Hi, all!
I've been investigating how applicable kube-arbitrator might be for running multinode MPI jobs on a kubernetes cluster. Here are my observations - please let me know if I was doing something wrong or whether the outcome was as expected. Also, please note that I don't have too much experience with Kubernetes.
For the experiments, I had three nodes with 80 CPUs each.
I first experimented with kube-batchd
, hoping that it wouldn't schedule a job until the requested resources are available. I set up one dormant (sleep infinity
) pod that used 50 CPUs. I then created the pod disruption budget with matchLabels: app: mpi3pod
with minAvailable: 3
. I then created a deployment with 3 replicas, label app: mpi3pod
, using the kube-arbitrator as scheduler and requesting 50
CPUs per replica.
It seems that minAvailable
is not honoured in the way I expected it to be - the whole deployment was marked as "not ready" (good), but 2 of the 3 replicas were launched. I hoped that kube-arbitrator would not start the pods until all the required resources were available. That's not how it works, I presume?
Second experiment was with kube-quotaalloc
. My intended use was to generate a separate namespace/QuotaAllocator/ResourceQuota for each MPI job that would be submitted. So I created three namespaces, three QuotaAllocators (with 100 CPU each) and three resource quotas but upon running kube-quotaalloc
, I saw that the quotas were clipped to fit within one node:
$ kubectl get quota rq01 -n allocator-ns01 -o yaml
apiVersion: v1
kind: ResourceQuota
metadata:
creationTimestamp: 2018-02-05T11:08:38Z
name: rq01
namespace: allocator-ns01
resourceVersion: "7507551"
selfLink: /api/v1/namespaces/allocator-ns01/resourcequotas/rq01
uid: eac65704-0a64-11e8-b0e9-54ab3a8ca064
spec:
hard:
limits.cpu: "80"
limits.memory: "540954869760"
pods: "100"
requests.cpu: "80"
requests.memory: "540954869760"
status:
hard:
limits.cpu: "80"
limits.memory: "540954869760"
pods: "100"
requests.cpu: "80"
requests.memory: "540954869760"
used:
limits.cpu: "0"
limits.memory: "0"
pods: "0"
requests.cpu: "0"
requests.memory: "0"
It was initially 100 CPUs, but was trimmed down to 80 CPUs (which is how many CPUs are present on each node).
How can I use kube-arbitrator
as a resource manager/scheduler for multinode MPI jobs? Ideally, I'd wish for the Job's pods to only be scheduled once all the resources for the whole job become available.
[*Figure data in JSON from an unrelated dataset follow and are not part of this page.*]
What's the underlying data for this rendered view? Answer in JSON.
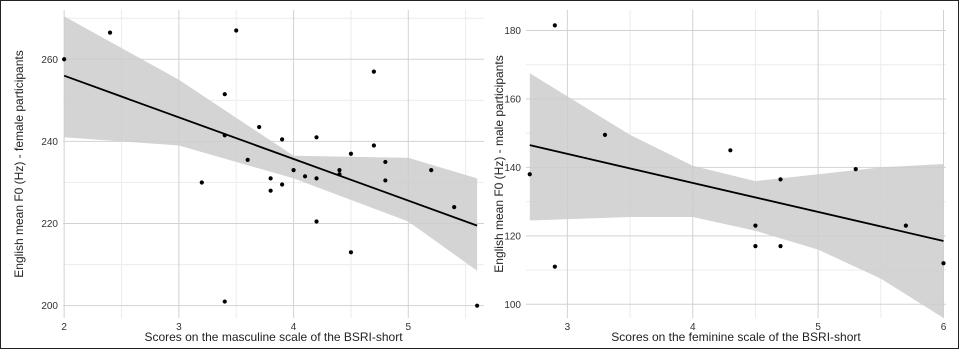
{
  "chart_data": [
    {
      "type": "scatter",
      "title": "",
      "xlabel": "Scores on the masculine scale of the BSRI-short",
      "ylabel": "English mean F0 (Hz) - female participants",
      "xlim": [
        1.99,
        5.66
      ],
      "ylim": [
        197,
        272
      ],
      "xticks": [
        2,
        3,
        4,
        5
      ],
      "yticks": [
        200,
        220,
        240,
        260
      ],
      "grid": true,
      "points": [
        {
          "x": 2.0,
          "y": 260.0
        },
        {
          "x": 2.4,
          "y": 266.5
        },
        {
          "x": 3.2,
          "y": 230.0
        },
        {
          "x": 3.4,
          "y": 251.5
        },
        {
          "x": 3.4,
          "y": 241.5
        },
        {
          "x": 3.4,
          "y": 201.0
        },
        {
          "x": 3.5,
          "y": 267.0
        },
        {
          "x": 3.6,
          "y": 235.5
        },
        {
          "x": 3.7,
          "y": 243.5
        },
        {
          "x": 3.8,
          "y": 231.0
        },
        {
          "x": 3.8,
          "y": 228.0
        },
        {
          "x": 3.9,
          "y": 240.5
        },
        {
          "x": 3.9,
          "y": 229.5
        },
        {
          "x": 4.0,
          "y": 233.0
        },
        {
          "x": 4.1,
          "y": 231.5
        },
        {
          "x": 4.2,
          "y": 241.0
        },
        {
          "x": 4.2,
          "y": 231.0
        },
        {
          "x": 4.2,
          "y": 220.5
        },
        {
          "x": 4.4,
          "y": 233.0
        },
        {
          "x": 4.4,
          "y": 232.0
        },
        {
          "x": 4.5,
          "y": 237.0
        },
        {
          "x": 4.5,
          "y": 213.0
        },
        {
          "x": 4.7,
          "y": 257.0
        },
        {
          "x": 4.7,
          "y": 239.0
        },
        {
          "x": 4.8,
          "y": 235.0
        },
        {
          "x": 4.8,
          "y": 230.5
        },
        {
          "x": 5.2,
          "y": 233.0
        },
        {
          "x": 5.4,
          "y": 224.0
        },
        {
          "x": 5.6,
          "y": 200.0
        }
      ],
      "fit": {
        "x": [
          2.0,
          5.6
        ],
        "y": [
          256.0,
          219.5
        ]
      },
      "ci": {
        "x": [
          2.0,
          3.0,
          4.0,
          5.0,
          5.6
        ],
        "lower": [
          241.0,
          239.0,
          231.0,
          220.5,
          208.5
        ],
        "upper": [
          270.5,
          255.0,
          236.5,
          236.0,
          231.0
        ]
      }
    },
    {
      "type": "scatter",
      "title": "",
      "xlabel": "Scores on the feminine scale of the BSRI-short",
      "ylabel": "English mean F0 (Hz) - male participants",
      "xlim": [
        2.67,
        6.02
      ],
      "ylim": [
        96,
        186
      ],
      "xticks": [
        3,
        4,
        5,
        6
      ],
      "yticks": [
        100,
        120,
        140,
        160,
        180
      ],
      "grid": true,
      "points": [
        {
          "x": 2.7,
          "y": 138.0
        },
        {
          "x": 2.9,
          "y": 181.5
        },
        {
          "x": 2.9,
          "y": 111.0
        },
        {
          "x": 3.3,
          "y": 149.5
        },
        {
          "x": 4.3,
          "y": 145.0
        },
        {
          "x": 4.5,
          "y": 123.0
        },
        {
          "x": 4.5,
          "y": 117.0
        },
        {
          "x": 4.7,
          "y": 136.5
        },
        {
          "x": 4.7,
          "y": 117.0
        },
        {
          "x": 5.3,
          "y": 139.5
        },
        {
          "x": 5.7,
          "y": 123.0
        },
        {
          "x": 6.0,
          "y": 112.0
        }
      ],
      "fit": {
        "x": [
          2.7,
          6.0
        ],
        "y": [
          146.5,
          118.5
        ]
      },
      "ci": {
        "x": [
          2.7,
          3.5,
          4.0,
          4.5,
          5.0,
          5.5,
          6.0
        ],
        "lower": [
          124.5,
          125.5,
          125.5,
          121.5,
          116.0,
          107.5,
          96.0
        ],
        "upper": [
          167.5,
          149.5,
          140.5,
          136.0,
          138.0,
          140.0,
          141.0
        ]
      }
    }
  ]
}
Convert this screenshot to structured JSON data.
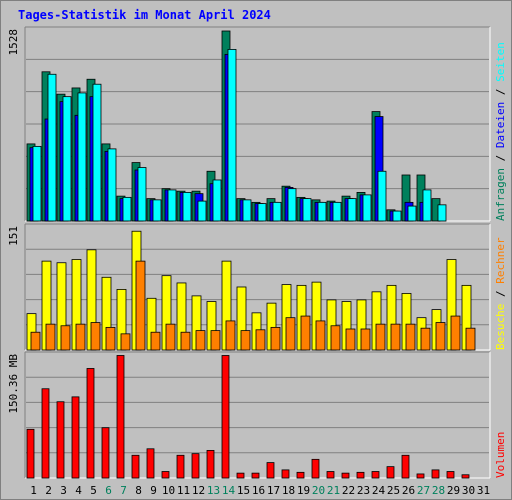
{
  "colors": {
    "background": "#c0c0c0",
    "title": "#0000ff",
    "panel_bg": "#c0c0c0",
    "grid": "#808080",
    "hits": "#00805c",
    "files": "#0000ff",
    "pages": "#00ffff",
    "visits": "#ffff00",
    "sites": "#ff8000",
    "kbytes": "#ff0000",
    "bar_edge": "#000000",
    "weekend_label": "#00805c",
    "weekday_label": "#000000"
  },
  "chart_data": {
    "type": "bar",
    "title": "Tages-Statistik im Monat April 2024",
    "categories": [
      "1",
      "2",
      "3",
      "4",
      "5",
      "6",
      "7",
      "8",
      "9",
      "10",
      "11",
      "12",
      "13",
      "14",
      "15",
      "16",
      "17",
      "18",
      "19",
      "20",
      "21",
      "22",
      "23",
      "24",
      "25",
      "26",
      "27",
      "28",
      "29",
      "30",
      "31"
    ],
    "weekend_days": [
      "6",
      "7",
      "13",
      "14",
      "20",
      "21",
      "27",
      "28"
    ],
    "panels": [
      {
        "id": "hits",
        "ymax_label": "1528",
        "ylim": [
          0,
          1528
        ],
        "right_label_parts": [
          {
            "text": "Anfragen",
            "color": "#00805c"
          },
          {
            "text": " / ",
            "color": "#000000"
          },
          {
            "text": "Dateien",
            "color": "#0000ff"
          },
          {
            "text": " / ",
            "color": "#000000"
          },
          {
            "text": "Seiten",
            "color": "#00ffff"
          }
        ],
        "series": [
          {
            "name": "Anfragen",
            "color": "#00805c",
            "values": [
              620,
              1200,
              1020,
              1070,
              1140,
              620,
              200,
              470,
              180,
              260,
              240,
              240,
              400,
              1528,
              180,
              150,
              180,
              280,
              190,
              170,
              160,
              200,
              230,
              880,
              90,
              370,
              370,
              180,
              0,
              0,
              0
            ]
          },
          {
            "name": "Dateien",
            "color": "#0000ff",
            "values": [
              590,
              820,
              960,
              850,
              1000,
              560,
              180,
              410,
              170,
              250,
              230,
              220,
              300,
              1340,
              170,
              140,
              150,
              270,
              180,
              150,
              150,
              180,
              210,
              840,
              80,
              150,
              150,
              0,
              0,
              0,
              0
            ]
          },
          {
            "name": "Seiten",
            "color": "#00ffff",
            "values": [
              600,
              1180,
              1000,
              1030,
              1100,
              580,
              190,
              430,
              170,
              250,
              230,
              160,
              330,
              1380,
              170,
              140,
              150,
              260,
              180,
              150,
              150,
              180,
              210,
              400,
              80,
              120,
              250,
              130,
              0,
              0,
              0
            ]
          }
        ]
      },
      {
        "id": "visits",
        "ymax_label": "151",
        "ylim": [
          0,
          151
        ],
        "right_label_parts": [
          {
            "text": "Besuche",
            "color": "#ffff00"
          },
          {
            "text": " / ",
            "color": "#000000"
          },
          {
            "text": "Rechner",
            "color": "#ff8000"
          }
        ],
        "series": [
          {
            "name": "Besuche",
            "color": "#ffff00",
            "values": [
              45,
              110,
              108,
              112,
              124,
              90,
              75,
              147,
              64,
              92,
              83,
              67,
              60,
              110,
              78,
              46,
              58,
              81,
              80,
              84,
              62,
              60,
              62,
              72,
              80,
              70,
              40,
              50,
              112,
              80,
              0
            ]
          },
          {
            "name": "Rechner",
            "color": "#ff8000",
            "values": [
              22,
              32,
              30,
              32,
              34,
              28,
              20,
              110,
              22,
              32,
              22,
              24,
              24,
              36,
              24,
              25,
              28,
              40,
              42,
              36,
              30,
              26,
              26,
              32,
              32,
              32,
              27,
              34,
              42,
              27,
              0
            ]
          }
        ]
      },
      {
        "id": "kbytes",
        "ymax_label": "150.36 MB",
        "ylim": [
          0,
          150.36
        ],
        "right_label_parts": [
          {
            "text": "Volumen",
            "color": "#ff0000"
          }
        ],
        "series": [
          {
            "name": "Volumen",
            "color": "#ff0000",
            "values": [
              60,
              110,
              94,
              100,
              135,
              62,
              151,
              28,
              36,
              8,
              28,
              30,
              34,
              151,
              6,
              6,
              19,
              10,
              7,
              23,
              8,
              6,
              7,
              8,
              14,
              28,
              5,
              10,
              8,
              4,
              0
            ]
          }
        ]
      }
    ]
  }
}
Also, can kube-batchd handle a case of two applications having been submitted at pretty much the same time that could lead to a deadlock? I.e. imagine we have 5 nodes and two applications which require 4 nodes each (and this is a hard request, i.e. they'd wait for all their jobs to start running before making progress, thus indifinitely blocking whatever nodes they have been assigned). If they were to be submitted at the same time, we could run into a deadlock because app1 would take e.g. 3 nodes and app2 would take the remaining 2 nodes in the meantime. Neither of the apps can make progress until they get more nodes and hence a deadlock occurs.